ちょうどこの頃、川辺市子は3年間ともに暮らしてきた恋人の長谷川義則からプロポーズされた翌日に、忽然と姿を消してしまう。
途方に暮れる長谷川のもとを訪れたのは、市子を探す刑事の後藤だった。
長谷川は、市子が違う名前を名乗っていたこと、彼女の壮絶な過去と真実を知るのだった…。
断片的な記憶と想像でしかない推測で語られる“市子”とは一体 何者なのか。
『市子』ネタバレ
◆市子の生い立ち
バブルがはじまる少しまえの1987年、東大阪市のとある団地で川辺一家は暮らしていました。
DVを行っていた父は失踪してすでにおらず、性依存症の美しい母はスナックで働いていました。
市子は1987年、なつみが21歳のときに生まれました。
父が誰だかわからず、なつみの前夫の行方不明のため、市子は無戸籍児として育ちました。
市子が無戸籍となったのは、離婚後300日問題のためです。
離婚後300日問題とは、離婚が成立してから300日以内に妊娠・出産した子供は民法第772条により、前の夫の子供と推定されるのですが、なんらかの事情で、前夫を法律上の父親とさせたくないため戸籍上の届けを出さぬままに育てられる子どもがいるという問題です。
元夫からDV被害を受けていたなつみは、出生届けに加害者の父親の名前が記載されることで、嫌でも関わりができてしまうことを避けるために、市子の出生届けを提出しませんでした。
◆戸籍交換
1988年に市子の母である川辺なつみは、同じ性依存症の資産家の男と再婚し、市子が3歳のときに妹の月子を出産しました。
しかし、なつみはアルコール依存症になり、バブル崩壊のせいで夫は借金を背負い離婚。
その後、なつみはある男と交際しますが、彼には「ツキコ」という娘がいました。
「ツキコ」は難病である筋ジストロフィーを発症し、外出することさえままならぬ身でした。
ある日 なつみは、男手一つで苦労して娘の介護にあたる男に「ツキコ」を引き取り養育する代わりに、自分の娘の「月子」を小泉に育ててもらいたいと提案しました。
(次女の「月子」は、「ツキコ」と同じ1990年生まれ。

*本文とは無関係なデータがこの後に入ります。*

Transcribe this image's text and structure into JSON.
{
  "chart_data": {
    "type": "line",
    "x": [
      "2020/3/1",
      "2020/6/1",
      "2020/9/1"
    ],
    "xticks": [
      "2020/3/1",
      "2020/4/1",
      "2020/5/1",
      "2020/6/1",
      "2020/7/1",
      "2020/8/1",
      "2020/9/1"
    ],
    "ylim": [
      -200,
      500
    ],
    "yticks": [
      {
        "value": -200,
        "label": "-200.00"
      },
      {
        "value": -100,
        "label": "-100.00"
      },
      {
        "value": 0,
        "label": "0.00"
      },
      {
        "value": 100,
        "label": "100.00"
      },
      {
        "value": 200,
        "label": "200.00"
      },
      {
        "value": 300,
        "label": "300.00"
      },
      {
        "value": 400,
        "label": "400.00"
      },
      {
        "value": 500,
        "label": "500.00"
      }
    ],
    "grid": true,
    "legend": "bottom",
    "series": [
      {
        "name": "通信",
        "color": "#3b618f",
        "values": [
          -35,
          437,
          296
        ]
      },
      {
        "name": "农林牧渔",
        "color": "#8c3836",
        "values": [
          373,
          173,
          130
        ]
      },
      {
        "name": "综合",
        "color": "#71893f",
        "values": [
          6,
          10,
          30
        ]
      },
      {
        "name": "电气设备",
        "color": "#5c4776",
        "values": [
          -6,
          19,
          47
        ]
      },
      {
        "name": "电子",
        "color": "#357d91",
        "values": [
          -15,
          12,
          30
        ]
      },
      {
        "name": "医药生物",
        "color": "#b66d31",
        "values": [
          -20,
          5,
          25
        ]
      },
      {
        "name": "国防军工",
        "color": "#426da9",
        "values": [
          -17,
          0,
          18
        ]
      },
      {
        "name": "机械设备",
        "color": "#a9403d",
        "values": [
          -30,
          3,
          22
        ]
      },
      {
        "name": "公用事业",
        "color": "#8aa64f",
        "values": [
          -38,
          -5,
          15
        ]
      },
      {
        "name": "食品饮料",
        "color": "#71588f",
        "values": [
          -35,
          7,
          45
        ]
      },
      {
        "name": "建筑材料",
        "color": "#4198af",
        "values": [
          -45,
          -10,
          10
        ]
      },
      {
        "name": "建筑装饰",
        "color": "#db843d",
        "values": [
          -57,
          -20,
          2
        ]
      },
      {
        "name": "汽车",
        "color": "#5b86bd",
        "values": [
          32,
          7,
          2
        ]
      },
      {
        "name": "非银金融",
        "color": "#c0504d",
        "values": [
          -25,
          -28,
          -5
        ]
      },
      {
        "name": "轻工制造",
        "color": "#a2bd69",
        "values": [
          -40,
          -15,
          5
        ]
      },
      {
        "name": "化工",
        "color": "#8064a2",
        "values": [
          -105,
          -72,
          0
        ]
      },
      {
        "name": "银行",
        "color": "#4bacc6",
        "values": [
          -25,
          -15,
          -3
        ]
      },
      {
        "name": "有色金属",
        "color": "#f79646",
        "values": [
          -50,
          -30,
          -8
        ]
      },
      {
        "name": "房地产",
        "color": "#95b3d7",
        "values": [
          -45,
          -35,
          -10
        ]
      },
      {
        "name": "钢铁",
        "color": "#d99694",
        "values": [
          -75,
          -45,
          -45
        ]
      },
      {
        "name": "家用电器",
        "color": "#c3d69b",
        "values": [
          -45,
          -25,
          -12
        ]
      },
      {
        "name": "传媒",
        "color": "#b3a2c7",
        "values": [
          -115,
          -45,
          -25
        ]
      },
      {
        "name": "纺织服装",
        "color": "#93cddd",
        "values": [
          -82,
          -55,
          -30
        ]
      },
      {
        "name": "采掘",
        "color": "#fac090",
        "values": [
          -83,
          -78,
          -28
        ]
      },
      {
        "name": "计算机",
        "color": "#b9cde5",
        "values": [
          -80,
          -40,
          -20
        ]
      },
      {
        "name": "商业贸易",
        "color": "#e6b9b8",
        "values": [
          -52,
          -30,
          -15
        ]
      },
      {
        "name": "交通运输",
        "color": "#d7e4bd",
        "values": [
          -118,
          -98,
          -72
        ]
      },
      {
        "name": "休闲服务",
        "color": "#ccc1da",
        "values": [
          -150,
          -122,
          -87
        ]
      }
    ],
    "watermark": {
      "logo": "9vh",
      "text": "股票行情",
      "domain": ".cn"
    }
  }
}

)
●川辺月子→小泉ツキコ
●小泉ツキコ→川辺月子
この頃 市子は、近所のさつきという少女と仲良くなり、よく一緒に遊んでいましたが、幼稚園に通うことはなつみから許されることはありませんでした。
◆再び戸籍交換
なつみは借金返済のため、時には身売りをしながら必死に働きました。
なつみが家に男を連れ込むため、居づらくなった市子と月子はさつきの家に居座るようになっていました。

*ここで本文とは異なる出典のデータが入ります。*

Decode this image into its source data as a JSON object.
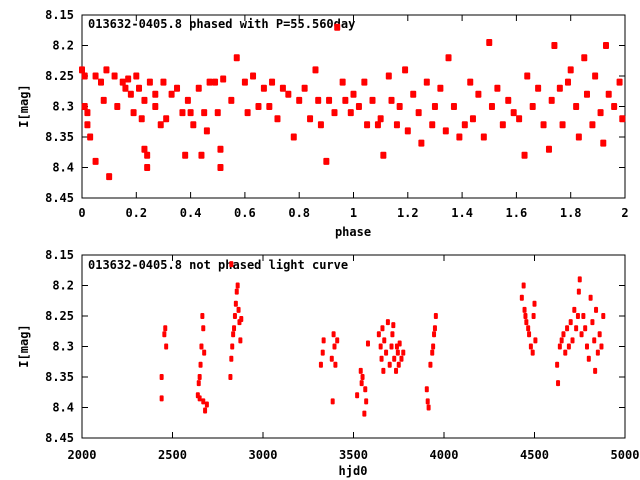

そんななか、月子の病状が進行し立ち上がることもできなくなってきました。
そこでなつみは、市子と月子の名前を交換するように指示し、無戸籍だった市子は、妹の「川辺月子」の戸籍で生きていくことになりました。
難病持ちの「小泉ツキコ」だった少女は戸籍上いなくなり、なつみは月子にこれからは外に出てはいけないと言い聞かせました。
●川辺市子→川辺月子
◆月子として生きる市子
小学校に通えることになった市子(10歳だが、月子として7歳で入学したことになる)。
8歳(本当は11歳)で初潮を迎えた市子に、周囲は驚きます。
そんななか、市子は友人たちに名前のことや本当の年齢を打ち明けますが、嘘つき呼ばわりされ、自分は「市子」でいてはダメなんだと思うようになっていきます。

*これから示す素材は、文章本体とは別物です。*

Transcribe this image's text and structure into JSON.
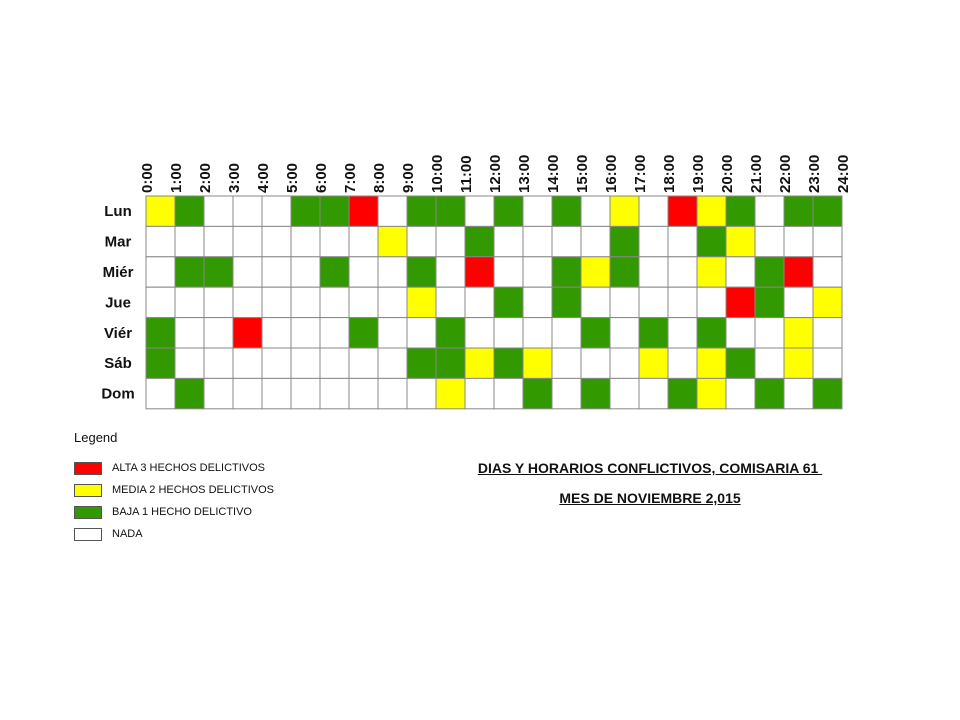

一方、月子は歩行困難となりソーシャルワーカーの小泉雅雄が、川辺家をおとずれるようになりました。
15歳になった市子は、修学旅行のお風呂で自分の身体に違和感を感じていました。
そんな市子の身体に小泉は興味を示しながらも、なつみと肉体関係を持つようになりました。
◆悲劇
友人である梢が田中宗介と付き合い出し、次第に学校で孤立していった市子は、寂しさから出会い系サイトの利用をはじめます。
15歳になった月子はほぼ寝たきり状態となり、市子はめんどうをみるためバイトを辞めてしまいます。
小泉はその頃から、市子にセクハラ行為を行うようになりました。
高校に入学した市子(20歳)は、北秀和からストーカーされますが、田中宗介と交際をはじめます。
はじめての恋に夢中になった市子は、呼吸器が必要にまでなった月子の介護をおろそかにしていきました。
そして、あるとき月子の酸素マスクを外し命を奪いました。
母親は、市子に「ありがとう」とお礼を言い、同居していた小泉は、月子の遺体を生駒山中に埋めにいきました。
その後、小泉は市子に乱暴しようしますが、抵抗した市子に刺殺されます。
偶然その場を見ていた同級生の秀和は、小泉の遺体を線路に横たえ自殺にみせかけたのでした。
『市子』感想
現在、日本には戸籍を持たない人が800人以上います。
『市子』は、そんな無戸籍問題を背景に、失踪した女性の実像に迫るミステリーです。
彼女に関わった人々が記憶を辿って語り、その断片的なエピソードから「市子」の壮絶な人生が浮き彫りになる過程は、心が締め付けられるような苦しさを感じます。
戸籍上存在しない子どもは、学校や地域からこぼれ落ち、最後の砦ともいえる行政や役所にまで気づかれることはありません。
市子も存在しているのに、“いないもの”として扱われ閉鎖的な環境で育ち、早くから「自分は何者なのか」という問いと対峙していきます。
戸籍がなければ、就職、携帯電話の契約、家を借りること、銀行口座の開設…に困り、自立することさえままなりません。
市子が追い込まれ「誰かになりすます」ことでしか生きる術を見いだせなかったことは容易に想像できます。
『市子』はフィクションでありながらも、昭和~平成への出来事と一緒に描かれているので、自分の身近で起きているような生々しさを感じます。
私は「無戸籍」という言葉は知っていましたが、恥ずかしながらこれまであまり気にしたことがありませんでした。
『市子』の物語は、当たり前にあるはずの物を持たず、苦しんでいる人がいることを知ると同時に、「普通」や「日常」を見つめ直すきっかけをもらった作品でした。